On WAD 2018, the Department of Basic Education joins the rest of South Africa to take stock of our collective progress to date. The latest national HIV incidence and prevalence survey of 2017 has shown that new HIV infections have declined by 48 percent since the last survey. However, a much more rapid decline is required to gain epidemic control. As a sector, we can be proud of the contribution we have made in the overall multi-sector response to HIV and TB in the country. We can count, amongst others on the following:
- Improving the quality of basic education and retaining learners in school until Grade 12 because evidence supports our assertion that “Safe Schools Protect Children”;
- The HIV and AIDS Life skills programme that has expanded its focus beyond curriculum activities to include programmes to address the drivers of HIV such as alcohol and drug use, early sexual debut, vulnerability through provision of a package of pro-poor programmes, peer education, as well as care and support for orphans and other vulnerable learners;
- Implementation of the DBE’s National Policy on HIV, STIs and TB for Learners, Educators, School Support Staff and Officials in all Primary and Secondary Schools in the Basic Education Sector, which was approved by Cabinet last year, will also strengthen programmes targeting educators and officials; and
- Annually hosting the Commemoration of WAD in the Department including build-up activities with educators and learners, as well as implementing a post-commemoration programme throughout the year. This is in addition to participating in WAD events in the country led by the Deputy President of the Republic and the South African National AIDS Council (SANAC).

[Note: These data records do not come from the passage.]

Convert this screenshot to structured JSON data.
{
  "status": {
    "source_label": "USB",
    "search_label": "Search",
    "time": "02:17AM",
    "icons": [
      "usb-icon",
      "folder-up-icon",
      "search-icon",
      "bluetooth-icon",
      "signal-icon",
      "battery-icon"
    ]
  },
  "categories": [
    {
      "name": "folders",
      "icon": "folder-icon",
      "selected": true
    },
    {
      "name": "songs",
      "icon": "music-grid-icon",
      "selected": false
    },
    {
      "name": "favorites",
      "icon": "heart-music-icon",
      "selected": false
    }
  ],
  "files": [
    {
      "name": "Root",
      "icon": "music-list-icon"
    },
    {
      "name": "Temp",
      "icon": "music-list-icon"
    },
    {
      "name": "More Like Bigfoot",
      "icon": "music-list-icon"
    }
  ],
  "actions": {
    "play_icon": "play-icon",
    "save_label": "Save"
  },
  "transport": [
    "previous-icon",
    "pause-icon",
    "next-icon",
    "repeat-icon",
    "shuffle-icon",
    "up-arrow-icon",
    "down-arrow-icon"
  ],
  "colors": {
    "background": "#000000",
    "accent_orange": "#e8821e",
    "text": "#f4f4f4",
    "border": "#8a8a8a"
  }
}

The national theme for WAD 2018 is “Know Your Status”. The theme places the responsibility on everyone to test and know their HIV status. This means that learners, educators and officials must play an active role in this regard, as well as screening for TB. The DBE will use the 2018 theme to guide activities beyond the 2018 DBE World AIDS Day Commemoration.
This year, the DBE World AIDS Day will be commemorated on 30 November 2018 at Pondolwendlovu Senior Secondary School in the Nyandeni Municipality, Libode District in the Eastern Cape Province. I encourage all learners, educators and officials to participate in the national programme of action in solidarity with the rest of the world. Schools are encouraged to mark this day in some way.
Let us all commemorate World AIDS Day by:
- Supporting the national efforts towards the prevention of HIV, TB, teenage pregnancy, as well as alcohol and drug use in the basic education sector;
- Encouraging and supporting schools to participate in build-up activities (including access to health services) focusing on the theme “Know Your Status”; and
- Supporting the full implementation of the Care and Support Programmes in schools, in particular the DBE’s National Policy on HIV, STIs and TB for Learners, Educators, School Support Staff and Officials in all Primary and Secondary Schools in the Basic Education Sector.
The DBE is committed to progressively provide Comprehensive Sexuality Education (CSE), as well as facilitating access to Sexual and Reproductive Health (SRH) services to learners. We will use WAD to solicit learners’ opinions on how best to provide CSE and SRH services in schools. Dialogues with learners and parents will continue to take place across the country. The input will be used to inform the Department’s implementation of programmes in a learner-centred manner.
The Department on its own cannot address the myriad of social challenges that learners are faced with in communities. It is for this reason that I call for the support of everybody, especially parents/caregivers and members of the community to join us in the fight against HIV, sexually transmitted infections, teenage pregnancy and Tuberculosis in our schools.